Various sections of the manuscript reviewed by: J. Beran, Department of Infectious Diseases, University Hospital, Hradec, Králové, Czech Republic; H. Bhally, Waitemata District Health Board, Auckland, New Zealand; P. Chang, Department of Microbiology, The Chinese University of Hong Kong, Hong Kong; D.W.-S. Chu, Family Medicine and Primary Healthcare, Family Medicine Training Centre, Wanchai, Hong Kong; R. Saenger, Rostock, Germany.

Data Selection

Sources: Medical literature published in any language since 1980 on ‘influenza virus vaccine’, identified using MEDLINE and EMBASE, supplemented by AdisBase (a proprietary database). Additional references were identified from the reference lists of published articles.
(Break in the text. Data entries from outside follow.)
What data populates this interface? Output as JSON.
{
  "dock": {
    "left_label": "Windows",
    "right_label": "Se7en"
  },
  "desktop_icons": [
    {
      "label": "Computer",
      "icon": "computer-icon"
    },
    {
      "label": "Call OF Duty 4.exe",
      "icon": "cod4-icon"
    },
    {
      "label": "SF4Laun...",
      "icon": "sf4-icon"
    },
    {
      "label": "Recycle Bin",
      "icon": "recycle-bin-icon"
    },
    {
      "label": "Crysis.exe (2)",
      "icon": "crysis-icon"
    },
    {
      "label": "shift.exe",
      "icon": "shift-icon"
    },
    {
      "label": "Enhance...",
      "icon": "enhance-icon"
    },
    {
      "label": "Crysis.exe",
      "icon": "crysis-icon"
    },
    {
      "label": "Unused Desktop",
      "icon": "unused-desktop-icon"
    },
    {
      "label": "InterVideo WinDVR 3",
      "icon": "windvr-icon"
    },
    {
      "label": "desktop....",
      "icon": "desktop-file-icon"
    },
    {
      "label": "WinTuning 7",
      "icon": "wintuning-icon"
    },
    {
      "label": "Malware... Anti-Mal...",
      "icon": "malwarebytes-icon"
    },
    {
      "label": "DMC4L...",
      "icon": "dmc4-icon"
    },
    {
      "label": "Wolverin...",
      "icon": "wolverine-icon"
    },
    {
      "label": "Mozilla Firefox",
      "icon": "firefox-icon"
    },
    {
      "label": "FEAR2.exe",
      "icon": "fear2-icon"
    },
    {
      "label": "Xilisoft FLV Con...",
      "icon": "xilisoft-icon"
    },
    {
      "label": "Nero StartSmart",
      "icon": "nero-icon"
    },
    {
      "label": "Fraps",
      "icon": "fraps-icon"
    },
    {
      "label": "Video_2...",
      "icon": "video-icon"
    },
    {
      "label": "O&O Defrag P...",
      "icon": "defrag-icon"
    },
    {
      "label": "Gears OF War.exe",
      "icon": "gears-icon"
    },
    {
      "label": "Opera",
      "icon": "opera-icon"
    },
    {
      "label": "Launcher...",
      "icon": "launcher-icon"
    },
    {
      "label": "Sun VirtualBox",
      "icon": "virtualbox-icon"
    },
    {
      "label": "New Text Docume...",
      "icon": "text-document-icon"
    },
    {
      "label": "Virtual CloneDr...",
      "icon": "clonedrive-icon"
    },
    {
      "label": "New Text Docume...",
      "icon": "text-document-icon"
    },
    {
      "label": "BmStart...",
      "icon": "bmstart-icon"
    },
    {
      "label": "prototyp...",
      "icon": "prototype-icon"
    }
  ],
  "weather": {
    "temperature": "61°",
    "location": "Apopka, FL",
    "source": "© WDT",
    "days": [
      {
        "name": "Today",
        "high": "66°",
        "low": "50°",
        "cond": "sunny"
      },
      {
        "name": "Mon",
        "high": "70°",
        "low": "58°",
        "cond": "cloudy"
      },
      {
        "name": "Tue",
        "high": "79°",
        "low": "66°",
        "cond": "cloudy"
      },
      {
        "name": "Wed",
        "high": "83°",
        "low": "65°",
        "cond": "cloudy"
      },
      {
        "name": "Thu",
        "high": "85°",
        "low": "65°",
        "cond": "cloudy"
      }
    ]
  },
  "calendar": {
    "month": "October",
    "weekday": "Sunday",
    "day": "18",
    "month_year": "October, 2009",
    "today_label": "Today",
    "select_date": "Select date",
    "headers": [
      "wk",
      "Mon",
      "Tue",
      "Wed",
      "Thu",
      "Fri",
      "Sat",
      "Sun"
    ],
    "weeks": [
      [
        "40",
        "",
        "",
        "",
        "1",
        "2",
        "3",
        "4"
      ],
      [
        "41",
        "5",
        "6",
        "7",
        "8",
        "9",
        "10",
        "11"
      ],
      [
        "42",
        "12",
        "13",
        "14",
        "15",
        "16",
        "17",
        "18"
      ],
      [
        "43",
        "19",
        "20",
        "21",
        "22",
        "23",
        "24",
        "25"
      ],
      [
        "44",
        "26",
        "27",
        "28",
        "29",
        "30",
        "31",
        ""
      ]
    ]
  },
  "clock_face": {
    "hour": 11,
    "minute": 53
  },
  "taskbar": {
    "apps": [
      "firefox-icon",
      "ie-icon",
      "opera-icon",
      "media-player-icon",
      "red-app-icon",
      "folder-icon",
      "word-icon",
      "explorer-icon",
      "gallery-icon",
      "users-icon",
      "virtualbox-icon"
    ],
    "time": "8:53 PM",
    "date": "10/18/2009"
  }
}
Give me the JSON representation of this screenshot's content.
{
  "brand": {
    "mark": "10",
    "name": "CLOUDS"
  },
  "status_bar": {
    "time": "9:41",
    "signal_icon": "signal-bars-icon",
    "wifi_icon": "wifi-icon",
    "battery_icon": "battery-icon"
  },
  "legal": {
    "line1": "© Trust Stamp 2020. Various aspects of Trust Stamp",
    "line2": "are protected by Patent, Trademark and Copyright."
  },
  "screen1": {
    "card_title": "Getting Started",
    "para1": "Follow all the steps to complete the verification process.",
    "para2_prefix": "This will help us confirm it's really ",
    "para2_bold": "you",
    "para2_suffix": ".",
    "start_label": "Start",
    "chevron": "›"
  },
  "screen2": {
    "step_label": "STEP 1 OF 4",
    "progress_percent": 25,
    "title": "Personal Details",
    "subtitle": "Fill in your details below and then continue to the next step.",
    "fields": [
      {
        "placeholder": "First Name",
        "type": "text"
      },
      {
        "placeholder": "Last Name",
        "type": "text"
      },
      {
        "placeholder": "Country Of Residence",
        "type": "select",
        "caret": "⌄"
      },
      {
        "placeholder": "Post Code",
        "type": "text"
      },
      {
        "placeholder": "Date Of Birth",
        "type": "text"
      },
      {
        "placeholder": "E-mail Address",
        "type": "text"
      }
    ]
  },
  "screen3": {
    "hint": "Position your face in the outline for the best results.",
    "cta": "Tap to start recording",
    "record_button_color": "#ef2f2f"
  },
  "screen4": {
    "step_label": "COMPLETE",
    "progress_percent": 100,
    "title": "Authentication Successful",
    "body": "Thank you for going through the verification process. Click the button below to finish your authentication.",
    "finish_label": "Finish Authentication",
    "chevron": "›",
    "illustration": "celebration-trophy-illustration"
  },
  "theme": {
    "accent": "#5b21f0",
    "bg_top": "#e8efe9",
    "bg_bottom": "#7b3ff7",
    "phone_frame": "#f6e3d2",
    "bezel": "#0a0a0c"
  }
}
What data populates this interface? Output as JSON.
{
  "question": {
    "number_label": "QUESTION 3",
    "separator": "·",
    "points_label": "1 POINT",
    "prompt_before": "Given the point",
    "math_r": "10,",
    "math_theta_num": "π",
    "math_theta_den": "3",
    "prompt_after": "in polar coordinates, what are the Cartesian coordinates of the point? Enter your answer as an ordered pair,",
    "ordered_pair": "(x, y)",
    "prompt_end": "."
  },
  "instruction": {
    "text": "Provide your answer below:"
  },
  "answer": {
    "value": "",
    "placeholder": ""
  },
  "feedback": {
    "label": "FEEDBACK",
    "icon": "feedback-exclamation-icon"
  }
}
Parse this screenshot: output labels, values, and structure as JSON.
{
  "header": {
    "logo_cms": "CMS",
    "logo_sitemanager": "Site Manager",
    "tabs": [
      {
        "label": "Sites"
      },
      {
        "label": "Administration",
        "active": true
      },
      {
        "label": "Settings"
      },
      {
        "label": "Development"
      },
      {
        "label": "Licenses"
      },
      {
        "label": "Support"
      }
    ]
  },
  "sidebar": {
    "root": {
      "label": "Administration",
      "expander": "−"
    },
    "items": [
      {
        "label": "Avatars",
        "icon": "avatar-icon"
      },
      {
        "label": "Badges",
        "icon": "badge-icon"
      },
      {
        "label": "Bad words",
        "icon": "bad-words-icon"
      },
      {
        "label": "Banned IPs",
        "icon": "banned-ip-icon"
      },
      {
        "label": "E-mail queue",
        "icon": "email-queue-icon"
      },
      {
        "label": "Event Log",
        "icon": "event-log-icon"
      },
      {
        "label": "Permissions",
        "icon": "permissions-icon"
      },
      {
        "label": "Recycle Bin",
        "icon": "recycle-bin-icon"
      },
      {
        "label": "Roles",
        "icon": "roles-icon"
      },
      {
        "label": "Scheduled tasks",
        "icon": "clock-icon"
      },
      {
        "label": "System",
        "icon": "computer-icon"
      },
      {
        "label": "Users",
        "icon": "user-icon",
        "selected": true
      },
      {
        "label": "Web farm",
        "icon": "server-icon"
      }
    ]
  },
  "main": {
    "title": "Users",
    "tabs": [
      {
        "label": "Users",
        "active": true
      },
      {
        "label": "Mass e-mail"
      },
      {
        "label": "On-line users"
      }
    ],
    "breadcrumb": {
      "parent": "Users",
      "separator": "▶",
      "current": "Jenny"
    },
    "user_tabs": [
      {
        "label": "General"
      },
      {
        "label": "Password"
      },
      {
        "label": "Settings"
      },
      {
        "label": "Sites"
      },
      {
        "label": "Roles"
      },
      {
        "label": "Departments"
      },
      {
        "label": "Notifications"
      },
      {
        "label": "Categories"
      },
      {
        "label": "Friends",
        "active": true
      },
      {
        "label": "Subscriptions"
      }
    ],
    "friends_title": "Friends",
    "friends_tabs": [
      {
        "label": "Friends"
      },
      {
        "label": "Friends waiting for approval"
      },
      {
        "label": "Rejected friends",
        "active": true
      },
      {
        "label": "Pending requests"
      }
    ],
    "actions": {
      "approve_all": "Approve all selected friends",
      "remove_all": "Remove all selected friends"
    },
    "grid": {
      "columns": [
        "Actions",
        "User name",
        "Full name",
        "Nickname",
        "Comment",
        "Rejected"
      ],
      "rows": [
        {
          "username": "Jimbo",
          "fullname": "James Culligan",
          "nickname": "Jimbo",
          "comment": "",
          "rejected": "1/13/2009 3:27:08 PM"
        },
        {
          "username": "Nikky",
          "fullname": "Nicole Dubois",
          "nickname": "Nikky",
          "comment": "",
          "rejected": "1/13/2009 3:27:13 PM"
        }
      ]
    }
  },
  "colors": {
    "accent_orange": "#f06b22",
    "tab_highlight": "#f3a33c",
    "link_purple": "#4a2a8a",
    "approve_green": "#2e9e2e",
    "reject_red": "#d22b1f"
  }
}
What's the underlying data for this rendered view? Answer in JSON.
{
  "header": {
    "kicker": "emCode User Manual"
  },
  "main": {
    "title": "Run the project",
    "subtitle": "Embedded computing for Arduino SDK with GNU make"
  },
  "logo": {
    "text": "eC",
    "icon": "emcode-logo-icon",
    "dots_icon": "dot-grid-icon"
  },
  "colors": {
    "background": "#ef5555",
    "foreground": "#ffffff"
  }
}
Bibliographical information, including contributory unpublished data, was also requested from the company developing the drug.
Search strategy: MEDLINE, EMBASE and AdisBase search terms were ‘influenza virus vaccine’ and (‘split virion’ or ‘inactivated’ or ‘egg-derived’). Searches were last updated 8 July 2010.
Selection: Studies in adult and elderly subjects who received Fluarix®. Inclusion of studies was based mainly on the methods section of the trials. When available, large, well controlled trials with appropriate statistical methodology were preferred. Relevant immunogenicity data are also included.
Index terms: Influenza-virus vaccine, immunogenicity, reactogenicity, tolerability.